Overall, Structured Concurrency has been a pleasure. I'll avoid repeating ALL my old thoughts and just highlight the KEY details.
* Structured Concurrency is excellent for complex error-handling. Receiving exceptions via the subtask makes all the error-handling less painful.
* Structured Concurrency makes nesting scopes a breeze, a task I historically found very painful to do.
* Inheritance allows me to take an existing Scope (now Joiner), and modify only what I need to in order to modify it for my use case. Great for reusing old strategies in new ways.
Now for the new stuff -- having Joiner be the point of extension definitely proved to be the right move imo. I didn't mention this in my original message, but while it was easy to get a scope set up using inheritance, it wasn't always clear what invariants needed to be maintained. For example, the ensureOwnerAndJoined method. Was that something we needed to call when inheriting? On which methods? Just join()?
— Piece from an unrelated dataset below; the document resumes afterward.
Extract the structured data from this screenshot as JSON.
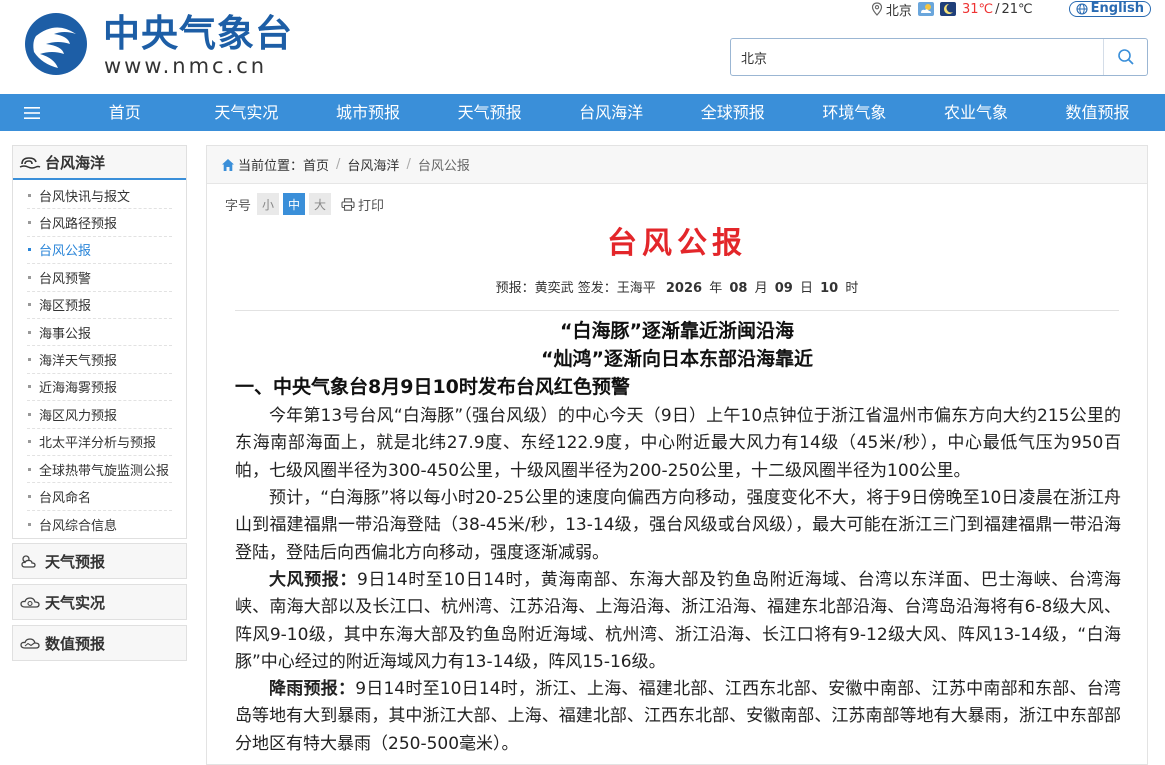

The Joiner solution is comparatively simpler, which actually meant that I ended up creating way more Joiners, rather than only several STS'. Joiners invariants are obvious, and there is no ambiguity on what is expected from the implementor.
Which, funnily enough, led to a slightly different problem -- I found myself wanting an easier way to create Joiners. Since I was leaning on Joiners so much more heavily than I was for STS, I ended up creating many Joiners that do almost the same thing, with just minor variations. And inheritance wasn't always the right answer, as I can't inherit from multiple classes. Plus, most of my joiners were stateful, but I only wanted the non-stateful parts of it. I could do composition, but it sort of felt weird to delegate to multiple other Joiners.
Part of me kept wondering how well a factory method, similar to the ones for Collectors and Gatherers, might fare for Joiners.
Regardless, even if we don't get that factory method, this library has been a pleasure, and I can't wait to properly implement this once it goes live.
Thank you for your time and consideration.